Les pays de prédilection des étudiants sont notamment le Canada, les Etats-Unis d’Amérique, la France, la Belgique, l’Allemagne, l’Italie, Chypre… Mais il n’y a pas que ces pays occidentaux. Les candidats vont également de plus en plus au Sénégal, au Ghana, au Kenya, en Afrique du Sud, en Côte d’Ivoire…
La polyglotte trouve que c’est « excitant » d’aider les autres : « Je n’ai pas pu aller quand je le voulais, mais j’ai décidé d’aider les autres et s’ils sont partis, c’est comme je suis partie également. Les aider ne me rabaisse pas, bien au contraire. Je suis contente de les voir arriver là où moi je n’ai pas pu grâce à mon aide ».
Origines multiples : une enfant de la migration
La mère de Raya, quand bien même jordanienne, a également une partie de son origine en Afrique. En effet, selon Raya, sa mère est en réalité palestino-jordanienne. Elle explique que son grand-père maternel a quitté la Palestine avec sa famille pour aller s’installer en Jordanie à cause de la guerre en Palestine et ils se sont naturalisés par la suite. Elle poursuit en révélant que son arrières grands-parents maternels étaient éthiopien et palestinien. C’est ce qui explique, selon elle, le teint “chocolat” de sa mère et des autres membres de sa famille. “Papa m’a dit que j’ai hérité du teint de mamy qui était éthiopienne”, justifie-t-elle son joli teint noir avant d’ajouter avec un éclat de rire : “Notre famille bouge beaucoup, c’est une famille d’immigrés”. La jeune dame est le produit de l’immigration, chose qu’elle apprécie bien en ces termes : “Je suis fière de mon chic métissage”. Elle confie qu’actuellement elle est en train de faire des recherches sur la civilisation éthiopienne parce que, de son avis, c’est également son histoire. Elle précise qu’en famille à Ouagadougou, l’arabe est plus utilisé comme langue de dialogue.
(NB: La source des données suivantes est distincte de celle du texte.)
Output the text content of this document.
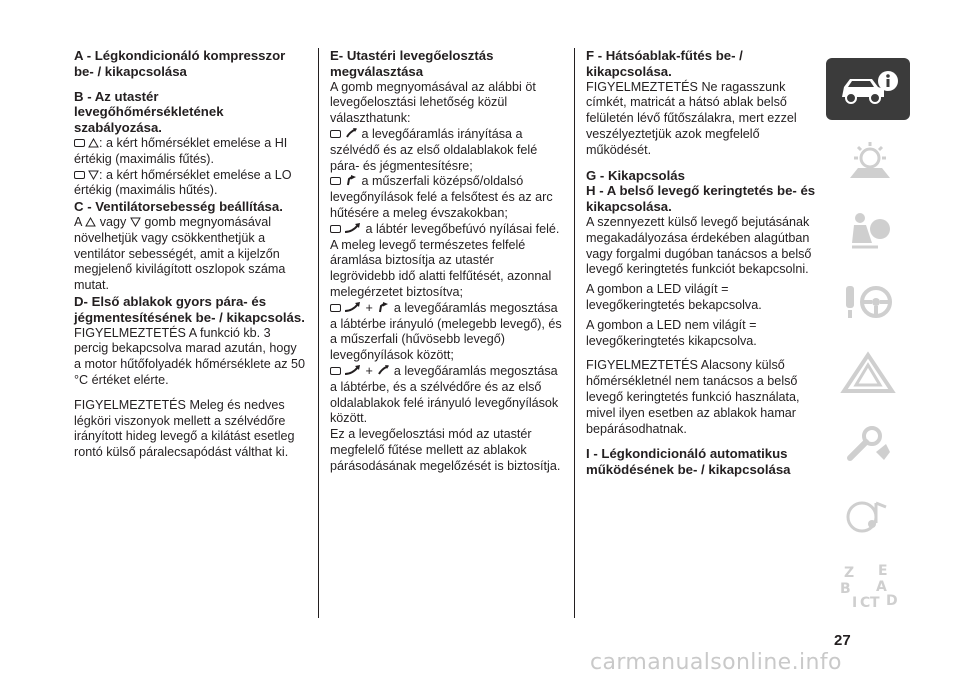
A - Légkondicionáló kompresszor be- / kikapcsolása
B - Az utastér levegőhőmérsékletének szabályozása.

: a kért hőmérséklet emelése a HI értékig (maximális fűtés).

: a kért hőmérséklet emelése a LO értékig (maximális hűtés).

C - Ventilátorsebesség beállítása.

A vagy gomb megnyomásával növelhetjük vagy csökkenthetjük a ventilátor sebességét, amit a kijelzőn megjelenő kivilágított oszlopok száma mutat.

D- Első ablakok gyors pára- és jégmentesítésének be- / kikapcsolás.

FIGYELMEZTETÉS A funkció kb. 3 percig bekapcsolva marad azután, hogy a motor hűtőfolyadék hőmérséklete az 50 °C értéket elérte.

FIGYELMEZTETÉS Meleg és nedves légköri viszonyok mellett a szélvédőre irányított hideg levegő a kilátást esetleg rontó külső páralecsapódást válthat ki.

E- Utastéri levegőelosztás megválasztása

A gomb megnyomásával az alábbi öt levegőelosztási lehetőség közül választhatunk:

a levegőáramlás irányítása a szélvédő és az első oldalablakok felé pára- és jégmentesítésre;

a műszerfali középső/oldalsó levegőnyílások felé a felsőtest és az arc hűtésére a meleg évszakokban;

a lábtér levegőbefúvó nyílásai felé. A meleg levegő természetes felfelé áramlása biztosítja az utastér legrövidebb idő alatti felfűtését, azonnal melegérzetet biztosítva;

+ a levegőáramlás megosztása a lábtérbe irányuló (melegebb levegő), és a műszerfali (hűvösebb levegő) levegőnyílások között;

+ a levegőáramlás megosztása a lábtérbe, és a szélvédőre és az első oldalablakok felé irányuló levegőnyílások között.

Ez a levegőelosztási mód az utastér megfelelő fűtése mellett az ablakok párásodásának megelőzését is biztosítja.

F - Hátsóablak-fűtés be- / kikapcsolása.

FIGYELMEZTETÉS Ne ragasszunk címkét, matricát a hátsó ablak belső felületén lévő fűtőszálakra, mert ezzel veszélyeztetjük azok megfelelő működését.

G - Kikapcsolás
H - A belső levegő keringtetés be- és kikapcsolása.

A szennyezett külső levegő bejutásának megakadályozása érdekében alagútban vagy forgalmi dugóban tanácsos a belső levegő keringtetés funkciót bekapcsolni.

A gombon a LED világít = levegőkeringtetés bekapcsolva.

A gombon a LED nem világít = levegőkeringtetés kikapcsolva.

FIGYELMEZTETÉS Alacsony külső hőmérsékletnél nem tanácsos a belső levegő keringtetés funkció használata, mivel ilyen esetben az ablakok hamar bepárásodhatnak.

I - Légkondicionáló automatikus működésének be- / kikapcsolása
Z E
B A
I C T D
27
carmanualsonline.info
Ayant visité Dubaï (les Emirats arabes unis), la Tunisie, la Turquie, l’Algérie après avoir fait un tour chez ses grands-parents maternels en Jordanie, l’infatigable étudiante compte désormais se rendre au Japon, en Afrique du Sud, en Chine, au Brésil, en Arabie Saoudite d’où elle reviendra au pays avec du matériel agricole car son rêve, c’est de nourrir le Burkina Faso, dit-elle.
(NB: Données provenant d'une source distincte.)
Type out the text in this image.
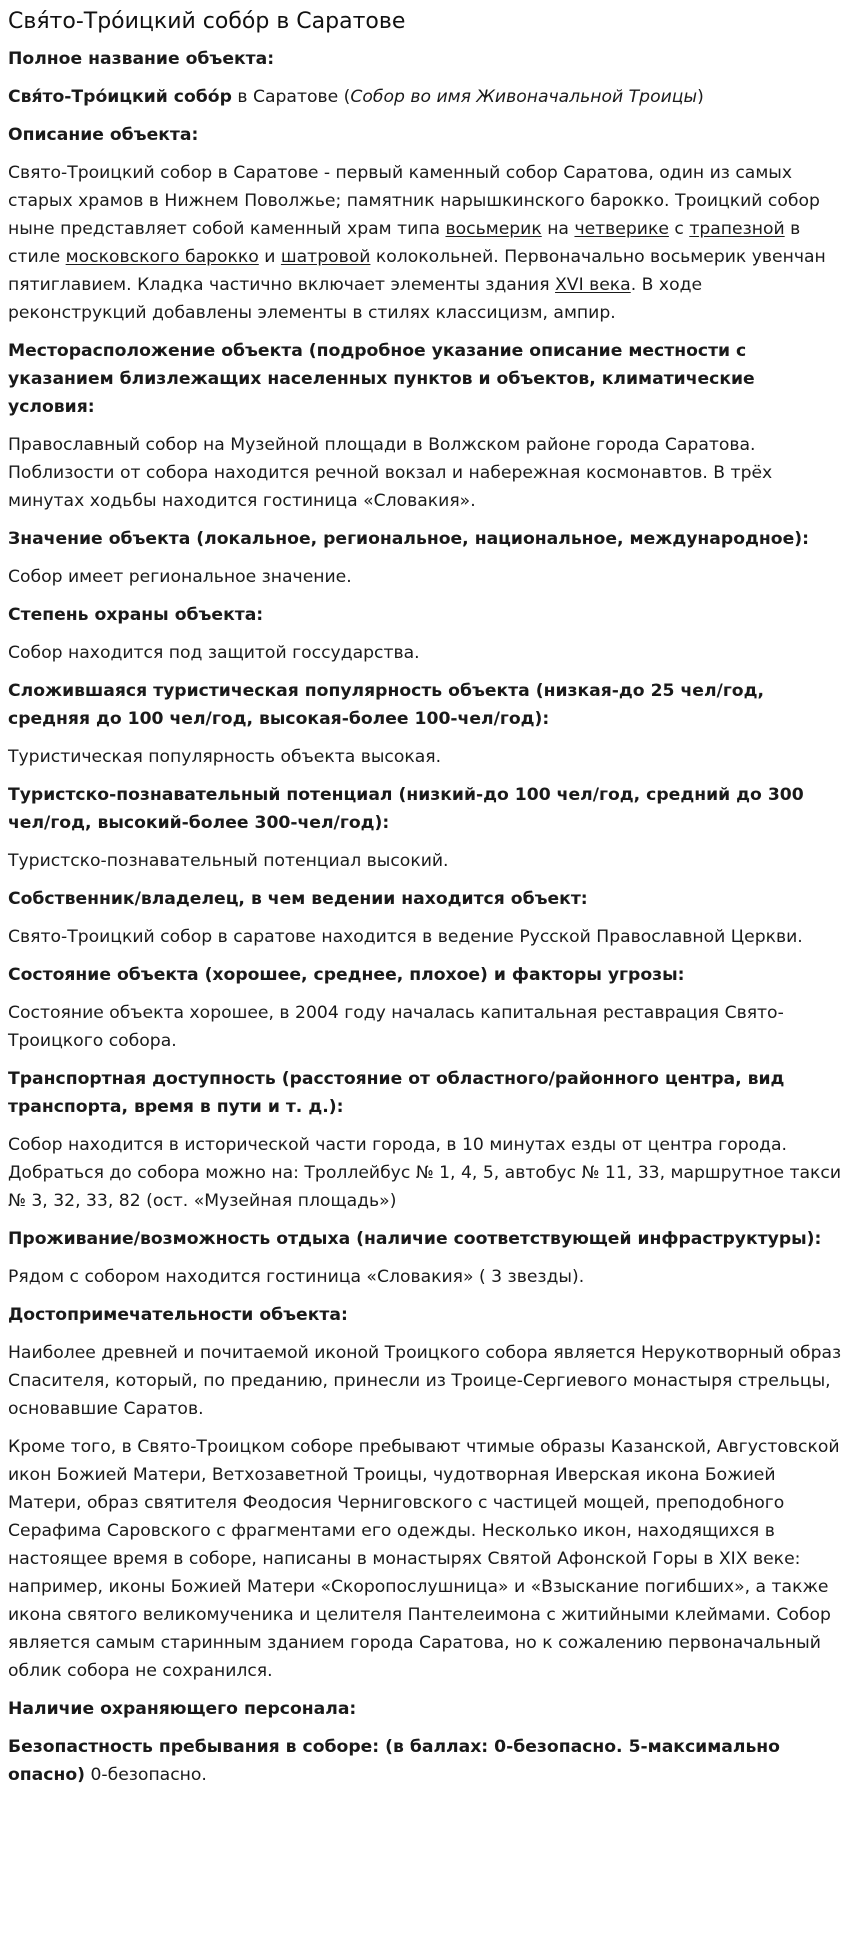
Свя́то-Тро́ицкий собо́р в Саратове

Полное название объекта:

Свя́то-Тро́ицкий собо́р в Саратове (Собор во имя Живоначальной Троицы)

Описание объекта:

Свято-Троицкий собор в Саратове - первый каменный собор Саратова, один из самых старых храмов в Нижнем Поволжье; памятник нарышкинского барокко. Троицкий собор ныне представляет собой каменный храм типа восьмерик на четверике с трапезной в стиле московского барокко и шатровой колокольней. Первоначально восьмерик увенчан пятиглавием. Кладка частично включает элементы здания XVI века. В ходе реконструкций добавлены элементы в стилях классицизм, ампир.

Месторасположение объекта (подробное указание описание местности с указанием близлежащих населенных пунктов и объектов, климатические условия:

Православный собор на Музейной площади в Волжском районе города Саратова. Поблизости от собора находится речной вокзал и набережная космонавтов. В трёх минутах ходьбы находится гостиница «Словакия».

Значение объекта (локальное, региональное, национальное, международное):

Собор имеет региональное значение.

Степень охраны объекта:

Собор находится под защитой госсударства.

Сложившаяся туристическая популярность объекта (низкая-до 25 чел/год, средняя до 100 чел/год, высокая-более 100-чел/год):

Туристическая популярность объекта высокая.

Туристско-познавательный потенциал (низкий-до 100 чел/год, средний до 300 чел/год, высокий-более 300-чел/год):

Туристско-познавательный потенциал высокий.

Собственник/владелец, в чем ведении находится объект:

Свято-Троицкий собор в саратове находится в ведение Русской Православной Церкви.

Состояние объекта (хорошее, среднее, плохое) и факторы угрозы:

Состояние объекта хорошее, в 2004 году началась капитальная реставрация Свято-Троицкого собора.

Транспортная доступность (расстояние от областного/районного центра, вид транспорта, время в пути и т. д.):

Собор находится в исторической части города, в 10 минутах езды от центра города. Добраться до собора можно на: Троллейбус № 1, 4, 5, автобус № 11, 33, маршрутное такси № 3, 32, 33, 82 (ост. «Музейная площадь»)

Проживание/возможность отдыха (наличие соответствующей инфраструктуры):

Рядом с собором находится гостиница «Словакия» ( 3 звезды).

Достопримечательности объекта:

Наиболее древней и почитаемой иконой Троицкого собора является Нерукотворный образ Спасителя, который, по преданию, принесли из Троице-Сергиевого монастыря стрельцы, основавшие Саратов.

Кроме того, в Свято-Троицком соборе пребывают чтимые образы Казанской, Августовской икон Божией Матери, Ветхозаветной Троицы, чудотворная Иверская икона Божией Матери, образ святителя Феодосия Черниговского с частицей мощей, преподобного Серафима Саровского с фрагментами его одежды. Несколько икон, находящихся в настоящее время в соборе, написаны в монастырях Святой Афонской Горы в XIX веке: например, иконы Божией Матери «Скоропослушница» и «Взыскание погибших», а также икона святого великомученика и целителя Пантелеимона с житийными клеймами. Собор является самым старинным зданием города Саратова, но к сожалению первоначальный облик собора не сохранился.

Наличие охраняющего персонала:

Безопастность пребывания в соборе: (в баллах: 0-безопасно. 5-максимально опасно) 0-безопасно.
Si elle est peu régulière, ces dernières années, en Jordanie chez ses grands-parents, elle dit être permanemment en contact avec eux. « On s’appelle au moins trois fois par semaine au téléphone », relate-t-elle. Mais toutes les fois qu’elle y allait, « l’ambiance était familiale entre le repas en famille et les sorties en groupe », se souvient celle qui s’apprête cette année, pendant les prochaines vacances, à se rendre en Jordanie.
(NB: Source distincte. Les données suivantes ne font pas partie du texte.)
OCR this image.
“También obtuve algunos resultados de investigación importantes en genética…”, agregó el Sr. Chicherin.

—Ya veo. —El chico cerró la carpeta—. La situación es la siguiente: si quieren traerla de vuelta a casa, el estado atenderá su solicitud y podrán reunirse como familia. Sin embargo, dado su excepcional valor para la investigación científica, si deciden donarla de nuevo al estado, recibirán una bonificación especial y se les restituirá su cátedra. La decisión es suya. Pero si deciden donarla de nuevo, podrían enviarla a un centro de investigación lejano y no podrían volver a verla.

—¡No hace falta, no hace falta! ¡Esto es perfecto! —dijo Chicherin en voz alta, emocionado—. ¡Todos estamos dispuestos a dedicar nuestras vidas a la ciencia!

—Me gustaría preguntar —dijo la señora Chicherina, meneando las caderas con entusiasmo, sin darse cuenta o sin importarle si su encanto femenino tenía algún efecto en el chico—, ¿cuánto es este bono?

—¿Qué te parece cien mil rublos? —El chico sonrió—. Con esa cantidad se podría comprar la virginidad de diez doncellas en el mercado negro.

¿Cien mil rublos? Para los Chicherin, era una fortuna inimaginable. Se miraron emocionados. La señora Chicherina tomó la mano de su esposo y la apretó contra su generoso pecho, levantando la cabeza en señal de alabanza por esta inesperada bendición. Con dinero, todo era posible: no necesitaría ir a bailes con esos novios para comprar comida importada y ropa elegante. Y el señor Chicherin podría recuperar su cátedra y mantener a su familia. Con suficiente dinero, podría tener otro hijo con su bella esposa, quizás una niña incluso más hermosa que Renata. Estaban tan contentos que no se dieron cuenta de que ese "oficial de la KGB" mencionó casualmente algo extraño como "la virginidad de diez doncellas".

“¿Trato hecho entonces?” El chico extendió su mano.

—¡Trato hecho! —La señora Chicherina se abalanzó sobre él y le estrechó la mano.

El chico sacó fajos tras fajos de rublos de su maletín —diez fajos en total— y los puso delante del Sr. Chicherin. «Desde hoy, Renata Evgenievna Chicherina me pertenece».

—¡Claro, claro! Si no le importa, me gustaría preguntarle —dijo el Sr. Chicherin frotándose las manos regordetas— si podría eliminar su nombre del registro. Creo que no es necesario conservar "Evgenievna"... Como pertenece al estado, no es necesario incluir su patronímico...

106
Raya se dit être fière d’appartenir à deux cultures mais reconnaît que c’est assez « compliqué » du moment où elle estime que certains faits et gestes ne sont pas acceptés de part et d’autre. « Dans l’éducation à la jordanienne on ne vouvoie pas nos parents mais ici au Burkina Faso les gens voient cela (ndlr: le tutoiement) comme signe d’impolitesse, surtout en milieu mossi (ndlr: une ethnie du Burkina Faso) », illustre -t-elle.
Dame Raya invite les femmes au travail et à ne pas céder à la facilité car « l’avenir c’est la femme », foi de Raya Sana, issue d’une fratrie de 5 enfants dont 4 filles et un garçon. Deux de ses sœurs sont à l’étranger pour des études.